This time ChatGPT won: His poems surpassed Shakespeare

A new study conducted in the US revealed that poems written by the artificial intelligence-supported language model ChatGPT were preferred by people without any expertise in the field of literature over works by poets such as William Shakespeare and Emily Dickinson.

While the role of artificial intelligence in art is becoming a topic of debate every day, a new study has revealed that some readers prefer the poems written by ChatGPT to those of the giants of literary history.
A study conducted by Brian Porter and Edouard Machery from the University of Pittsburgh in the USA showed that people who are not literary experts cannot distinguish whether the poems were written by humans or artificial intelligence. The research was published in the journal Scientific Reports on November 14.
ChatGPT 3.5 was asked to write poems in the style of poets such as Shakespeare, Dickinson, Lord Byron and T.S. Eliot. The researchers selected 10 of these poems and presented them to 1,634 participants. The participants tried to guess whether the poems were written by AI or by a human hand. The results revealed that the AI ​​poems were mostly perceived as written by a human hand. While it is often thought that the works of AI are created by humans, all of the 5 texts that are considered least likely to have been written by a human being belonged to a chatbot.
The researchers measured the aesthetic appreciation of poems with a different group. 696 participants rated the poems according to criteria such as quality, emotion, rhythm, and originality. Interestingly, the AI ​​poems were liked more. However, when the participants knew that the poems were written by AI, their evaluation scores dropped. However, the group assessed without any information preferred the AI ​​poems more than the humans.

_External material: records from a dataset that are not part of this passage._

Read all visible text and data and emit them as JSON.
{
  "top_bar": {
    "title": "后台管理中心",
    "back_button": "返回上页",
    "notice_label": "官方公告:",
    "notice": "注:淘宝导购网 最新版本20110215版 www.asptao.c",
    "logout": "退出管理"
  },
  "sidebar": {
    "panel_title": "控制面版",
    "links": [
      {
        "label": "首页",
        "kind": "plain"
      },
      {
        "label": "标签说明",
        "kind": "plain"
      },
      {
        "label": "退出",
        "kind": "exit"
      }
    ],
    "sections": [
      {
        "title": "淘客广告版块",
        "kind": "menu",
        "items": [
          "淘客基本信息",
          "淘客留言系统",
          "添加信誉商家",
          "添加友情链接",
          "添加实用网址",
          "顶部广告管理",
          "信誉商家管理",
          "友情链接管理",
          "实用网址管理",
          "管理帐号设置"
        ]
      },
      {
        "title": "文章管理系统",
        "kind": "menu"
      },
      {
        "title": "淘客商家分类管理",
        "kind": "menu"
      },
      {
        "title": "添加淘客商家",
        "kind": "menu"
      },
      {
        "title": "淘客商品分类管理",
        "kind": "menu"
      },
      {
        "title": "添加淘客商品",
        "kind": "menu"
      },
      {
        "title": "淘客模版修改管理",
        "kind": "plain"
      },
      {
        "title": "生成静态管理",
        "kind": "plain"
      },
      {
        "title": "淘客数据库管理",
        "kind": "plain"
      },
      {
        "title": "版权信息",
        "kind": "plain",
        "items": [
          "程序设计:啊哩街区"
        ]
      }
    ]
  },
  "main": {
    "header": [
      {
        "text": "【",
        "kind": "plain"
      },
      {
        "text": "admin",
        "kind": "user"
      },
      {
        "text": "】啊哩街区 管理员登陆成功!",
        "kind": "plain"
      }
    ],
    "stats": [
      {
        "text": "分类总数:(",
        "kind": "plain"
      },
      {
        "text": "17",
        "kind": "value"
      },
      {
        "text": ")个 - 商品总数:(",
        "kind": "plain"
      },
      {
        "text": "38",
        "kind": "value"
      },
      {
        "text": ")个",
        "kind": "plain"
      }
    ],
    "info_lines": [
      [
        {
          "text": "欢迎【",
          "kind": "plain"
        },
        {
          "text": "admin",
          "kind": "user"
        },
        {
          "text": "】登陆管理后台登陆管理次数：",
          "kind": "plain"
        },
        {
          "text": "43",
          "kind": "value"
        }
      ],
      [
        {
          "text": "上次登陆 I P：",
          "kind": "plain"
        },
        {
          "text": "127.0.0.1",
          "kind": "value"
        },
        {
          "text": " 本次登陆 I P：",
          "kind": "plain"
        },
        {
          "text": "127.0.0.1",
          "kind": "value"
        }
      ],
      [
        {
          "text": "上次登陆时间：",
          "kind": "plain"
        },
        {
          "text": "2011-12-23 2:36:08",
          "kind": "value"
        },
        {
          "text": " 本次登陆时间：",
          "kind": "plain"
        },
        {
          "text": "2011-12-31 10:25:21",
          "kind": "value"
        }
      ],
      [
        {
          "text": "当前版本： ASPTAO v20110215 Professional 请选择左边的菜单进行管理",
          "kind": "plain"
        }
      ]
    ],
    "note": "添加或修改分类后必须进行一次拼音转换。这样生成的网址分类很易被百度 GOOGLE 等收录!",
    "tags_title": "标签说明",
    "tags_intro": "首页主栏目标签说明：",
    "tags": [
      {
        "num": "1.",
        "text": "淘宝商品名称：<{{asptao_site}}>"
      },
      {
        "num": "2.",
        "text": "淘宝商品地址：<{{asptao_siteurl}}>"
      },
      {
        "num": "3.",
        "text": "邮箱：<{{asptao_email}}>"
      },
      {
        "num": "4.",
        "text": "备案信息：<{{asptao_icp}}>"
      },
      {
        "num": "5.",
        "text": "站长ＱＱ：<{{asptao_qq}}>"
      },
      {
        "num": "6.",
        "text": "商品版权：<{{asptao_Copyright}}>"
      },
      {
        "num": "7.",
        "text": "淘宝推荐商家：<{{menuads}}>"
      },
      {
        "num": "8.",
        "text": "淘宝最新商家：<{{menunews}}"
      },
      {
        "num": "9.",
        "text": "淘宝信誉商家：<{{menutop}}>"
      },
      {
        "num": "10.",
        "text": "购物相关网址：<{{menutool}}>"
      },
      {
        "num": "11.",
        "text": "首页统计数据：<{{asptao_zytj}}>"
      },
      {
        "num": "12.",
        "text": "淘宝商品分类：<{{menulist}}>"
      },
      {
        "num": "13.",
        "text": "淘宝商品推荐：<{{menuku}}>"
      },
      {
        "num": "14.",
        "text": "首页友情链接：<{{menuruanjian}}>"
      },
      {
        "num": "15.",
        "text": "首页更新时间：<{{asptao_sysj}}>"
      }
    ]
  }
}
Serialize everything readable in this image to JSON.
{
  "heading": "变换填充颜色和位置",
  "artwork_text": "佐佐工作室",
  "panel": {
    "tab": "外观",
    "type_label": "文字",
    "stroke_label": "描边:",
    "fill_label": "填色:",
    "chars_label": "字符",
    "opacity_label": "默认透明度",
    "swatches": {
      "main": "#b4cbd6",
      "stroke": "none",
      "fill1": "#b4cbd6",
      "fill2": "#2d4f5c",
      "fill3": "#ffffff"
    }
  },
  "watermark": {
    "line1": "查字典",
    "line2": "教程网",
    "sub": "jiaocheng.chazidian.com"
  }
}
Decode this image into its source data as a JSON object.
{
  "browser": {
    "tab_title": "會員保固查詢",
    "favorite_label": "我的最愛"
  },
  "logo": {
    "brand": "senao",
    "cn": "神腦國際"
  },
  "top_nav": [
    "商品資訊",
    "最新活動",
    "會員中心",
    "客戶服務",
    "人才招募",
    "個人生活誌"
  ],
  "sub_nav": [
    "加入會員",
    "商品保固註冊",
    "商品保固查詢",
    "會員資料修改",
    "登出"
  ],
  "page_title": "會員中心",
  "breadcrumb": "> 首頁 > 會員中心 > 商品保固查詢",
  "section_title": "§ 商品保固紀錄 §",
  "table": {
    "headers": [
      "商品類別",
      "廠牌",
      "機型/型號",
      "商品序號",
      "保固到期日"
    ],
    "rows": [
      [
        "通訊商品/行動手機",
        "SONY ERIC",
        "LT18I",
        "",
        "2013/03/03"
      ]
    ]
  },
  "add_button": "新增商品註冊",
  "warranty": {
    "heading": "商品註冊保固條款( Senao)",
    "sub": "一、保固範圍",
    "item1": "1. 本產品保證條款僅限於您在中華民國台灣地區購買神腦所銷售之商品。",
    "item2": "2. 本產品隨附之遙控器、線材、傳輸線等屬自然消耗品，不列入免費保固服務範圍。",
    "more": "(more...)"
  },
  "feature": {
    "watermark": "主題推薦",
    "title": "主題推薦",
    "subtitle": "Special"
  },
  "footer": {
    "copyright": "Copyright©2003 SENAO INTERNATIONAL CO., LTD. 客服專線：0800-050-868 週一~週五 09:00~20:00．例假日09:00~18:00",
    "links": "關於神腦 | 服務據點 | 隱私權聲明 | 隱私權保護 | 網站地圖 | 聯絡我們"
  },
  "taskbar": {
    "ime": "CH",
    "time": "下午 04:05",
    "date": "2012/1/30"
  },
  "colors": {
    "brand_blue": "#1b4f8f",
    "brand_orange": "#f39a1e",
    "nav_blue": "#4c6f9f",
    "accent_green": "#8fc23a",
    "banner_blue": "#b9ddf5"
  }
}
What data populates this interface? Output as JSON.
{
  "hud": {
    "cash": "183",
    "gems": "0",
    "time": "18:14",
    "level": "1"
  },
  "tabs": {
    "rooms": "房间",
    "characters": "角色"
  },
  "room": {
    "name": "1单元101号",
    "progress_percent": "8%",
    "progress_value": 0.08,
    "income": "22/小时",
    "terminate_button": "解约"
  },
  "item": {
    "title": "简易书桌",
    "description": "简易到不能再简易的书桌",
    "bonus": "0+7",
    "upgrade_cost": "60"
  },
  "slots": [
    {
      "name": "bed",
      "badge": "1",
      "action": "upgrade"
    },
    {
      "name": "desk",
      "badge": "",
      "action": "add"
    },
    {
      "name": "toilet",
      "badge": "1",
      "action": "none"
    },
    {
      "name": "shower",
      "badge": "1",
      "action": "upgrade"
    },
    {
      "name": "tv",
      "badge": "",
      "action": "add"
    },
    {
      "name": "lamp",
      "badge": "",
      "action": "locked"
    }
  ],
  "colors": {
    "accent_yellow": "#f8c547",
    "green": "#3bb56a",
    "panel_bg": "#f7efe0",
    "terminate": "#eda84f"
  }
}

According to Porter and Machery, the “average” approach used by the AI’s language models reduces the complexity and strangeness of unusual poems. This could make AI poems more understandable and appealing.
Dorothea Lasky, the only living poet included in the study, said she was not worried that AI would take her job, adding, “Poetry will always be necessary.” Lasky emphasized that the fact that AI poems were also loved by people was a positive development. On the other hand, some experts, such as Michele Elam from Stanford University, are more cautious about the impact of AI on art. Elam warned that AI products could change our relationship with art and limit the way we make sense of our realities.